Seit 1750 schon begann die Ergiebigkeit der hiesigen Gruben stark nachzulassen, so dass man schon 1756 begann, das Schmelzwerk auf künftig zu verarbeitenden auswärtigen Kobalt umzustellen. Dieser wurde dann hauptsächlich aus Arragonien in Nordspanien bezogen. Die Versuche, die verlassenen Gruben immer wieder neu zu eröffnen, gingen noch lange mit geringem Erfolg weiter. Noch 1825 wurde mit der Grube Gottes Segen auf dem Sulzberg und mit dem St.-Johann-Stollen im Grünweible ein vergeblicher Versuch gemacht. 1831 erging das Edikt zur endgültigen Einstellung der Versuche und 1844 wurde die Farbmühle geschlossen, ein schwerer Schlag für Alpirsbach in der damaligen Notzeit. 1856 wurde sie an Jakob Greiner, Holzmanufaktur, verkauft, von dem sie 1861 an Johann Georg Adrion von Ehlenbogen kam. Seither ist es eine Sägmühle.“

Aus Sicht der Ehlenborger schreibt Gerhard Krienke: „Zunächst müssen wir einen Produktionsvorgang, der nur für unsere Nachbarschaft wichtig war, aussondern; er hatte nur indirekt Bedeutung für unseren Talabschnitt: der Bergbau auf Silber und Kobalt und die Verarbeitung von Kobalt in der Alpirsbacher Farbmühle, einem Blaufarbwerk. Das Werk, in dem zeitweilig etwa 100 Arbeiter beschäftigt wurden, lag dicht an unserer Markungsgrenze. Ehlenbogener Bauern lieferten Brennholz dorthin und verdienten somit an diesem Betrieb. Die sonstigen Beziehungen lagen außerhalb des Wirtschaftlichen; sie führten mehr zur Auflockerung strenger Verhaltensmodelle. Die dort beschäftigten Beamten und Facharbeiter, zum Teil Erzgebirgler Sachsen, scheinen außerbetrieblichen Veranstaltungen nicht abgeneigt gewesen zu sein, "die von der Jugend gerne besucht wurden trotz der strengen Kirchenzucht, die dem mit wenig Erfolg zu steuern versuchte". Dass der Klang des Glöckchens auf dem Hauptgebäude der Farbmühle jeden Leichenzug begleitete, der sich von Unterehlenbogen talabwärts zum Alpirsbacher Friedhof bewegte, dürfte den Autoritätspersonen weniger Anlass zur Kritik geboten haben.“

Karl Zizelmann fügt an: „Unter der breiten Haube des Schindeldachs der Farbmühle pochten die Stempfel des Sand- und Glaspochwerks, wuchtete die Kobaltpoche, lärmten die Mahlgänge der Farb- und Beutelmühle. Daneben erhob sich als fast schmucker Fachwerkbau die Schmelzhütte mit einem langen Schlauch weit an die Romishorner Steig hin, wo das Gifthäuschen stand. Dazu kamen die Wirtschafts- und Wohngebäude, die Hüttenschreiberei, die Pottaschehütten und das Waaghäuschen.“

Das notwendige Wasser der Farbmühle kam vom Aischbach, mittels Kanal, der oberhalb abzweigte. Wasser des Aischbach und Kanal staute sich noch bis zwischen 1. und 2. Weltkrieg, sehr zur Freude der Alpirsbacher Kinder, die in dem gestauten Wasser baden konnten, denn hier bei der Einmündung des Aischbachs unter der Talenge gegen Ehlenbogen lag das "Wolfswuhr" mit dem Wolfsweiher (= "Farbmühleweiher").

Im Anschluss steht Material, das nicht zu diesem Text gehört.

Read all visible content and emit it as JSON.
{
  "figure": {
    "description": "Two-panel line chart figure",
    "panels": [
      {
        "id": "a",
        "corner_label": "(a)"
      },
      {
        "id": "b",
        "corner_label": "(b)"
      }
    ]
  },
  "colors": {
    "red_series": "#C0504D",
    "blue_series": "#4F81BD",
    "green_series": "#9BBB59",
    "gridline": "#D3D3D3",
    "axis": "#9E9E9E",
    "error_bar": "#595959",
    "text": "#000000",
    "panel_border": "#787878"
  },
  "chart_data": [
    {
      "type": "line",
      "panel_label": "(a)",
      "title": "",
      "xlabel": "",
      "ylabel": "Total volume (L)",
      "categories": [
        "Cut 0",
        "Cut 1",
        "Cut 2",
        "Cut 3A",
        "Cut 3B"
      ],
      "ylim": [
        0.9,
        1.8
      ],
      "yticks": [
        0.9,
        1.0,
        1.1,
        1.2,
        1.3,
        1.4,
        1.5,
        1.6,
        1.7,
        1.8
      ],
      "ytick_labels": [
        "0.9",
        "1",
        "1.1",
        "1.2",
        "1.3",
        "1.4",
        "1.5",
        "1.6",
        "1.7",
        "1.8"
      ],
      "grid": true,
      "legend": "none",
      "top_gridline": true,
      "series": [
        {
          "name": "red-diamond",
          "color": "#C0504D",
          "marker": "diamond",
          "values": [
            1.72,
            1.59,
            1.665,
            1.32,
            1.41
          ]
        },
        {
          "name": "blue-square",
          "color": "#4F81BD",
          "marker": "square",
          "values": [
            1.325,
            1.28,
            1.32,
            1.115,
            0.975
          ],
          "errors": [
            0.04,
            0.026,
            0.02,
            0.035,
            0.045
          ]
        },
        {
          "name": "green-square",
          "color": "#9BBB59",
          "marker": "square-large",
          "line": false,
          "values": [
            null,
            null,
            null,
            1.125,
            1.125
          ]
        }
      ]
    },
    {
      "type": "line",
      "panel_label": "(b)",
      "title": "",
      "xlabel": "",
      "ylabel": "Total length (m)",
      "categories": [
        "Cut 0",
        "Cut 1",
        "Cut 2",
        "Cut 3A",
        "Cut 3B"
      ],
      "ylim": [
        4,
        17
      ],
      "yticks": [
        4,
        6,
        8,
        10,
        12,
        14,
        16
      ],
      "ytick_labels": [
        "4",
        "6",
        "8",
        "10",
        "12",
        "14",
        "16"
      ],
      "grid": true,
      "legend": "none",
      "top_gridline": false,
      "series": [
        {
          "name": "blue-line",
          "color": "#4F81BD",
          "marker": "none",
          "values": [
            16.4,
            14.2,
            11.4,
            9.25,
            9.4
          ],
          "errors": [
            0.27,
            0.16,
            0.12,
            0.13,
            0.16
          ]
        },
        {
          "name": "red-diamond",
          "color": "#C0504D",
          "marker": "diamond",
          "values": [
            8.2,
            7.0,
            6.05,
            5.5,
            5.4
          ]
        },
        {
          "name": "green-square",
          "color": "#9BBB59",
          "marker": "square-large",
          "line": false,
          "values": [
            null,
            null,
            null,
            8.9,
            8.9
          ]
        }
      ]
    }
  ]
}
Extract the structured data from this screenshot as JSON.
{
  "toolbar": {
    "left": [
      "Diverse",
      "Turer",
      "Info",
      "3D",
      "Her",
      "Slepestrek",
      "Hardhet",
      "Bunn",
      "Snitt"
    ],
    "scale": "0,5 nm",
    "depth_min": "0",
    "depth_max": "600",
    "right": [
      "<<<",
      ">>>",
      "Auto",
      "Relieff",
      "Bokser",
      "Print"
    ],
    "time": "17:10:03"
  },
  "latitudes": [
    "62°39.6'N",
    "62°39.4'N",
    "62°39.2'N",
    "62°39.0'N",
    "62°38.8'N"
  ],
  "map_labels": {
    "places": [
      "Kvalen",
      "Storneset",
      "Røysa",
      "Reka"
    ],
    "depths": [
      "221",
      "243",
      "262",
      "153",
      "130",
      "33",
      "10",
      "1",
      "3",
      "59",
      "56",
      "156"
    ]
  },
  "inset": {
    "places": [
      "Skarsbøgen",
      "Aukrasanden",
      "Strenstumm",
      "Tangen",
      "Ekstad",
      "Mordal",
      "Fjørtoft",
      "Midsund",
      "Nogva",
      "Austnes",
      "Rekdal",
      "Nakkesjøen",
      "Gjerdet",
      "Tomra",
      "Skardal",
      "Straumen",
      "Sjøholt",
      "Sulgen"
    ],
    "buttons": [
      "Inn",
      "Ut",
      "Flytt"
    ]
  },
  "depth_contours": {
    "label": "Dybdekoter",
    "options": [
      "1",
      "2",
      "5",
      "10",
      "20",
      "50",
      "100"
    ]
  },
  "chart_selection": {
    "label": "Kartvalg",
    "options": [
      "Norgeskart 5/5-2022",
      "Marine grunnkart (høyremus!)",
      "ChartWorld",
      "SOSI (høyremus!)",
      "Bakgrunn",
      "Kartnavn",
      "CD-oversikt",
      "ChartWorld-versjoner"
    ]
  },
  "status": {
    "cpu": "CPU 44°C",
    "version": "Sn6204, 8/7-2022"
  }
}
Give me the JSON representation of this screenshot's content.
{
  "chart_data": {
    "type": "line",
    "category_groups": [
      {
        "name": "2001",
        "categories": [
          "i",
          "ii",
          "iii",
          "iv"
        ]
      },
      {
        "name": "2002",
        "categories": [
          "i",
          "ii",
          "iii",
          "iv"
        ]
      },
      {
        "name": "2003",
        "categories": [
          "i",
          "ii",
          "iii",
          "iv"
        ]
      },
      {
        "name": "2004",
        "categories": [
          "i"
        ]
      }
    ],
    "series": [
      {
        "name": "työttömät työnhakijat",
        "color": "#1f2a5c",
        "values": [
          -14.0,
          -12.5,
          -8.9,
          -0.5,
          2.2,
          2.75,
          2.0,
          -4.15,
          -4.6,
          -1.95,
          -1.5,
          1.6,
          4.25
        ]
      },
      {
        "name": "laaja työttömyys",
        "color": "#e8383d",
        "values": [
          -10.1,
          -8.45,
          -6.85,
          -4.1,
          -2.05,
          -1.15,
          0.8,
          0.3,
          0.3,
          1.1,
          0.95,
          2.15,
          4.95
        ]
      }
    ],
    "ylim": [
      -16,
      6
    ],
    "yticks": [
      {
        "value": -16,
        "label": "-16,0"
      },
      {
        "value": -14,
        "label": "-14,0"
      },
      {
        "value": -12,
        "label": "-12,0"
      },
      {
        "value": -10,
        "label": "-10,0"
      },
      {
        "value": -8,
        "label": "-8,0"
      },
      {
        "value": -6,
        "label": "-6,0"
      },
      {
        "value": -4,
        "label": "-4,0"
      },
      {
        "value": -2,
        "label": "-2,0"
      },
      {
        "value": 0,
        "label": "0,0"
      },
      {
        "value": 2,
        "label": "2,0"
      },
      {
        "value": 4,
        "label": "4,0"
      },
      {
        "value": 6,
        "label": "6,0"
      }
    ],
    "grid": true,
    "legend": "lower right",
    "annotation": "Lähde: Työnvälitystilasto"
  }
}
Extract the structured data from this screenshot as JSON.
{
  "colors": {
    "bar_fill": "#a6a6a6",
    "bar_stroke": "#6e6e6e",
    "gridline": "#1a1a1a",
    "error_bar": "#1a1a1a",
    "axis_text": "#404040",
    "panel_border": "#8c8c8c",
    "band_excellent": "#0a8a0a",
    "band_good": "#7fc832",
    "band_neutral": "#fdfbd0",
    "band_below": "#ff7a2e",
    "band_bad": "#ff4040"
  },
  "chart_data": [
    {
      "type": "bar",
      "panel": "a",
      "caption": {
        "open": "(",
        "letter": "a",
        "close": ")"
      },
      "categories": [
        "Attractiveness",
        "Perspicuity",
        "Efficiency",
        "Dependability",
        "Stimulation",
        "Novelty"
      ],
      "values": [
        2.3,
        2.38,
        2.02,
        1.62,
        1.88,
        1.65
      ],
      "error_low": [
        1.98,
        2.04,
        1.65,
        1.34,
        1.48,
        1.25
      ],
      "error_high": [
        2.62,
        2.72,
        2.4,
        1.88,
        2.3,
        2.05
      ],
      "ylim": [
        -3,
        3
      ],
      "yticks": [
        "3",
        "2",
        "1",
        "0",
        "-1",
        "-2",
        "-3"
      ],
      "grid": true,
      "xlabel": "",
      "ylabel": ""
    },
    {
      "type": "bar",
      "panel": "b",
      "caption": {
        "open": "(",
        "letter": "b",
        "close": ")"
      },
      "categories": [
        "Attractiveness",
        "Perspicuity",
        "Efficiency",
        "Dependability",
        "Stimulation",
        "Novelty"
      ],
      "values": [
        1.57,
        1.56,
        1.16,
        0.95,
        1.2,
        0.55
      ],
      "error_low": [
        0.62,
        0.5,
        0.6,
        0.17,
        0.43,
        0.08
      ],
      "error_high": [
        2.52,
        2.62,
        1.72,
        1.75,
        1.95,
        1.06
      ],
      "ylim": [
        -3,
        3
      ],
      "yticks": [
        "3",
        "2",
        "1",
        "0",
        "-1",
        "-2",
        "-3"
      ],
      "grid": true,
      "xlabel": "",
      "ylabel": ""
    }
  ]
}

Bis hierher wurde auch das Scheiterholz aus dem Ehlenbogertal geflözt, teils als Brennholz, meist aber zum Kohlenbrennen. Denn nahebei, auf der Kohlplatte zwischen Aischbächle und Kinzig, rauchten zahlreiche Kohlenmeiler, breiteten sich Stapel von Scheiterholz aus, und da war wohl auch Langholz aufgepoldert, das von den Romishorner Waldungen herabgeriest wurde.